His voice broke the silence and echoed off the walls. The office, once cramped with 24 employees, now felt like a mausoleum on a dead-end road in an industrial park. There were empty desks and scattered customer thank-you notes from the boom years. There was still his stepmother, a former teacher who had taught herself to keep the books. There was his earnest 16-year-old nephew, helping out for the summer in mesh shorts and untied sneakers. There was his son, Tyler, down in the basement warehouse bumping his head to rap music on an iPod and taking inventory of what supplies they had left.
Frank walked into his corner office and closed the door. He had been increasing his hours even as business slowed, believing he could work his way out by punching numbers into his oversize calculator and compiling photo albums to showcase the pools he built. The phone affixed to his hip rang every few minutes, although too few of the calls came from customers.

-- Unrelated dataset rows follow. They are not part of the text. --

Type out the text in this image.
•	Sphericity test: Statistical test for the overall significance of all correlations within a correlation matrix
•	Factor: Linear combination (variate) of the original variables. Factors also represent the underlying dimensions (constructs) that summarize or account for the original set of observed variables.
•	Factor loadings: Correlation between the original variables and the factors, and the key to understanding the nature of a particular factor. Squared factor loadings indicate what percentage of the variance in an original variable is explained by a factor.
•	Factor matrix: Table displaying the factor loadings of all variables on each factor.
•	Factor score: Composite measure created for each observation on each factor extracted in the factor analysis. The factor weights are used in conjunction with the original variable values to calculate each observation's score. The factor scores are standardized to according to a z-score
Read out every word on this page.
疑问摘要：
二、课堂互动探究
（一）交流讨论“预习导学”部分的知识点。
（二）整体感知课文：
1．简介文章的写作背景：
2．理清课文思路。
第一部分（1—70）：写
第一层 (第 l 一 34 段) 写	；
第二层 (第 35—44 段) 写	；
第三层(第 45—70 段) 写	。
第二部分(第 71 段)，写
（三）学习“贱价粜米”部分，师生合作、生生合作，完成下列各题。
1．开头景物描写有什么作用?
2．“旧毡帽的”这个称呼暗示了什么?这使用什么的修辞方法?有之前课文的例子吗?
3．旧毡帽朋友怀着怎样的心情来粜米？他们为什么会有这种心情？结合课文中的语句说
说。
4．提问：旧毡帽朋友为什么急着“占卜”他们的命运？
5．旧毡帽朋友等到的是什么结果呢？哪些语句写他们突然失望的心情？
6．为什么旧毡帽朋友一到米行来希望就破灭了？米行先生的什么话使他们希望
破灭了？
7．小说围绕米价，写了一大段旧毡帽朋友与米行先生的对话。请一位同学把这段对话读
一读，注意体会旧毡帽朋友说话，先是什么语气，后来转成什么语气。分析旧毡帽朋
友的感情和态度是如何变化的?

His father called on his way home from the hospital: Try lowering the prices again, he said.
His brother called: Hire some staff, he said. Take some risks. You’re sitting on a gold mine. “A damn gold mine!”
Now there was a knock on his office door. “Yep,” Frank said, and in walked Scott, his construction manager and most loyal employee. Scott was a talented builder who had worked for other pool companies, but he had stuck with Blue Haven through the downturn because he believed in the company’s work. Even as its annual business dipped from 400 pools to a hundred, Frank had never asked Scott to build with cheaper materials or shortchange customer warranties.
“We’ve got a bit of a problem,” Scott said. A storm had caused damage to one of their pools still under warranty, and it would require a few hundred dollars to fix.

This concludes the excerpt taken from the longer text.